Since there were a lot of things running on the server during this time, I wanted to avoid completely restarting the machine, so I looked for a solution to get the pool working again without having to restart it.
The procedure described here was carried out with TrueNAS SCALE Cobia, but should also work natively on Ubuntu or another Linux distribution.
Attention: We are definitely “operating” directly at the heart of ZFS. We sometimes have to bypass the security functions that normally occur in ZFS at short notice, which can also lead to data loss. A backup of the data is essential!
In my case, both devices in the RAID Z1 pool failed with too many errors. Some checksum errors, some read/write errors.
A “normal” reset of the errors and cleaning up the status with
zpool clear <POOLNAME>
therefore didn't work.
It is also possible in ZFS to take a pool offline. But also this attempt using
zpool offline <POOLNAME>
as well as
zpool online <POOLNAME>
was not crowned with success.
So I physically removed both SSDs from the system (fortunately they were all hot-swappable) and pushed them back into the slot so that they could be recognized by the system again.
The call of
zpool status
brought now showed the pool as "offline". Now I tried using the pool again
zpool online <POOLNAME>
online, but that didn't work. The error message was displayed that the pool had uncorrectable errors.
Now comes the dangerous part: In order for the pool to function correctly again without a restart, we have to assign it an "error-free" state again. There are some command line parameters for this, some of which are documented, some of which are less so. Essentially, this completely resets the error counter for any I/O errors as well as checksum errors:
zpool clear -nFX <POOLNAME>
However, this does not automatically bring the pool back online in the system; we now have to do this manually:
zpool online <POOLNAME>
The pool has now been listed as online again.
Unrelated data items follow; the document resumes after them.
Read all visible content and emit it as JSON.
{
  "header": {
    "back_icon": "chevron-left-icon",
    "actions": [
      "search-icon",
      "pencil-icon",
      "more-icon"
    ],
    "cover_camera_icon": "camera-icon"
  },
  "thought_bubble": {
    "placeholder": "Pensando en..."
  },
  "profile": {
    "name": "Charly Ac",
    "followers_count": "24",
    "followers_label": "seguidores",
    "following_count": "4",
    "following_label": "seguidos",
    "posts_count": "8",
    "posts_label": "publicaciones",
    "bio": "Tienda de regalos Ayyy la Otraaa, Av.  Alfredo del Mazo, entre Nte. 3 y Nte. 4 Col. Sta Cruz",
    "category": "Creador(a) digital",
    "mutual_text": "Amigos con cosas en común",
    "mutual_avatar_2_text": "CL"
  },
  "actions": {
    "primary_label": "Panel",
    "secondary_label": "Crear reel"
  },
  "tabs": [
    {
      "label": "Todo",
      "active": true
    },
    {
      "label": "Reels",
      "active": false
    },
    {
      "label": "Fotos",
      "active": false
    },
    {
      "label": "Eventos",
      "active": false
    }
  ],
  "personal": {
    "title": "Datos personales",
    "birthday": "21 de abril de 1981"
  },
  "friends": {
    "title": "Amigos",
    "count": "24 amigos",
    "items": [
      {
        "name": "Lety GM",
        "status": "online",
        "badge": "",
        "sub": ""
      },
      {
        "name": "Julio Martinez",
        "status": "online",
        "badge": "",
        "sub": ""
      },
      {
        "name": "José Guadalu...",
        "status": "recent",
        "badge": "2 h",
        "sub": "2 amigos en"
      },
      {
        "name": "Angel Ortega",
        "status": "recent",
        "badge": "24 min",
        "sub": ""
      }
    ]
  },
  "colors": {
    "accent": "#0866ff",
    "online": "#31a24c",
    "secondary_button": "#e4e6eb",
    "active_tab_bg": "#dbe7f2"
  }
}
However, some services were still hanging and the TrueNAS Kubernetes system was also stored on the exited pool or the Docker payload data such as configuration files.
To do this, we now need to use the TrueNAS middleware with the command
service middleware restart
start anew. This may take a few minutes. This also restarts all other services, such as SMB or NFS, which may have been frozen or no longer worked properly due to the faulty pool.
Kubernetes should now work again after a few minutes. In my case, all containers or pods were automatically recreated, which briefly increased the system load.
The affected pool should now be processed as quickly as possible with the command
zpool scrub <POOLNAME>
be subjected to a scrub in order to at least partially rule out hardware errors. If I/O errors occur again, either the SSD itself or the HBA controller is defective.
But it could also be a slowly dying power supply that no longer supplies enough power under peak load and therefore the SSDs are no longer active for a short period of time.